Cogí el cubo de debajo del ganso y tiré el contenido en el bosque para trazar una línea carmesí en las hojas que cubrían el suelo.
—¿No has tenido ya bastante sangre?
Hervía por dentro, presa de la rabia, pero el bosque permaneció impasible ante mi sacrificio mientras que yo me quedaba agotada.
—¿Gesela?
Mis músculos se tensaron al oír la suave voz de Elsa, así que esperé a que la presión de mis ojos cediera antes de enfrentarme a ella mientras me tragaba la enorme bola que se había formado en la garganta. Había llegado a considerarla mi amiga, pero eso fue antes de que el bosque se llevara a mi hermana, porque cuando ella se fue, todo el mundo me dio la espalda. Había una parte de mí que no podía culpar a Elsa. Sabía que la habían presionado para que se alejara, primero sus padres y después los vecinos con los que se cruzaba cada mes. Creían que yo estaba maldita, condenada a perder a todos aquellos que me importaban y, a decir verdad, no estaba segura de que no tuvieran razón.

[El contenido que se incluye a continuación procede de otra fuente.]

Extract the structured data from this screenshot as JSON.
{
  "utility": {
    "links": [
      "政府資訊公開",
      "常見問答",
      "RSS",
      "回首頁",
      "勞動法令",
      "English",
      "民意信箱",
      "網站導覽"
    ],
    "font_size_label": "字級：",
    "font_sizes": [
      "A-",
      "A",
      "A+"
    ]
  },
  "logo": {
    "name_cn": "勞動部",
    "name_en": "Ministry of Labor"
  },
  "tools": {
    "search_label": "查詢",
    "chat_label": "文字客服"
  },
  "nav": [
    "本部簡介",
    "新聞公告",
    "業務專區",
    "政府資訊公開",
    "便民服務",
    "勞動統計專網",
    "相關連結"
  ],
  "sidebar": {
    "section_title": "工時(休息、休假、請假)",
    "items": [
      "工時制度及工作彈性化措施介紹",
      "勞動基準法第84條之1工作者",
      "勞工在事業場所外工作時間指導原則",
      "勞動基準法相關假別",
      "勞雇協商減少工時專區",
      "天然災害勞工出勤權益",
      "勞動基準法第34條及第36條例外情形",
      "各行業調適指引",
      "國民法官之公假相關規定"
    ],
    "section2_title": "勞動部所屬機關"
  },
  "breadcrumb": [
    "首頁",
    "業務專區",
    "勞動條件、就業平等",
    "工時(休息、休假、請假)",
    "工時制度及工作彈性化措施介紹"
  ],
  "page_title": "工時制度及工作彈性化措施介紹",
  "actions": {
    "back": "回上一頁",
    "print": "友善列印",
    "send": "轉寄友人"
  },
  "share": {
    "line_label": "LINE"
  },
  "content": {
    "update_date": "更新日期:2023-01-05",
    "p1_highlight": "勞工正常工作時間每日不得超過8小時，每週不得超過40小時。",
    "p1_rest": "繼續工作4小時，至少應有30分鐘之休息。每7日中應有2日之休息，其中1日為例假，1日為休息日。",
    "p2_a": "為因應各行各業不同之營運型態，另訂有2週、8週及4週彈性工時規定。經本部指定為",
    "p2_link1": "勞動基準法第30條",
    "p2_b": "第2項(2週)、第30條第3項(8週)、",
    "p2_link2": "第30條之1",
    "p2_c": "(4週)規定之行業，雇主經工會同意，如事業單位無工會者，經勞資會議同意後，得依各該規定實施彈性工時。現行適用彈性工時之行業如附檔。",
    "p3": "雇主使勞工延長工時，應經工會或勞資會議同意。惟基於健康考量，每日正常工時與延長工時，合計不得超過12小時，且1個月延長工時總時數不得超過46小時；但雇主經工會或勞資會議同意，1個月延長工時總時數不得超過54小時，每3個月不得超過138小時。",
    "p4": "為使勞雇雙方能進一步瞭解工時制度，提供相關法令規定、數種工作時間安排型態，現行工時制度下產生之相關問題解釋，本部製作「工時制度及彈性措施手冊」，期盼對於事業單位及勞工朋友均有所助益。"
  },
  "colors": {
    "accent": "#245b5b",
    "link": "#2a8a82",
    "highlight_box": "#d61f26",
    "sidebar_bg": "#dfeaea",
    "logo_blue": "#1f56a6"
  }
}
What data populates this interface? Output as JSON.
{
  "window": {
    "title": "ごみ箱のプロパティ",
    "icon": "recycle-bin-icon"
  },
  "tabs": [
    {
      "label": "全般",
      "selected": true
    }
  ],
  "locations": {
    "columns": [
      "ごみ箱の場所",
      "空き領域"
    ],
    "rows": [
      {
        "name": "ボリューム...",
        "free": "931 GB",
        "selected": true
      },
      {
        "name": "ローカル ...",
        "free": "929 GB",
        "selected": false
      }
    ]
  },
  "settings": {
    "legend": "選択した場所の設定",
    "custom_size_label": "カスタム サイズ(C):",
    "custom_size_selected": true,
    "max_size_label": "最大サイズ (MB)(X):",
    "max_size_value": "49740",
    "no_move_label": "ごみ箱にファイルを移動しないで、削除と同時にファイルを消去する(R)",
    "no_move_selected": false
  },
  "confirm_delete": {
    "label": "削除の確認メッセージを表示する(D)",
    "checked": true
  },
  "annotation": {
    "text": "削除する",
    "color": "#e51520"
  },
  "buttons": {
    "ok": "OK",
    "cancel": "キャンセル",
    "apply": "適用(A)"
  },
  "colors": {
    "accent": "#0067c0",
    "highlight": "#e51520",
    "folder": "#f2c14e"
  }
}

Elsa era una chica pálida, pero con las mejillas sonrosadas. Su tono de piel hacía que sus ojos parecieran más oscuros, casi negros. Se le habían escapado algunos mechones de pelo del moño, creando un tenue halo alrededor de su cabeza.
—¿Qué sucede, Elsa?
Tenía los ojos abiertos como platos, igual que mi hermana en el momento de su muerte. Algo la había asustado. Quizá había sido yo.
—El pozo se ha secado —respondió con voz ronca.
Se humedeció los labios agrietados.
—¿Y qué se supone que tengo que hacer yo? —le pregunté, aunque su afirmación me provocó una profunda sensación de pavor en lo más hondo del estómago.
—Te toca, Gesela —me respondió en voz baja tras una pequeña pausa.
Escuché sus palabras, pero decidí ignorarlas mientras me agachaba para recoger el hacha. Sabía a qué se refería, aunque no me lo explicara. Me tocaba asumir las consecuencias de la maldición de nuestra aldea, Anta.
Desde que yo era pequeña, Anta había estado sometida a una maldición de maldiciones. Nadie sabía muy bien cómo ni por qué había empezado. Algunos culpaban a un mercader que incumplió la promesa hecha a una bruja. Otros decían que fue un marinero. Otros afirmaban que fue una doncella y unos pocos culpaban a las criaturas feéricas y a un trato que había salido mal.
Fuera cual fuera la causa, siempre se escogía a un aldeano de Anta para intentar poner fin a cada maldición. Algunas eran tan simples como un caso de furúnculos dolorosos, pero otras eran tan devastadoras como toda una cosecha destruida por una plaga de langostas. Se solía decir que era una selección aleatoria, pero todo el mundo sabía que no era así. El alcalde utilizaba las maldiciones para librar al pueblo de aquellos que no consideraba dignos porque, al fin y al cabo, nadie podía romper una maldición sin consecuencias.
Como mi hermana.
Dejé caer el hacha con tal fuerza que, al cortar la leña, la hoja partió el tronco que había debajo.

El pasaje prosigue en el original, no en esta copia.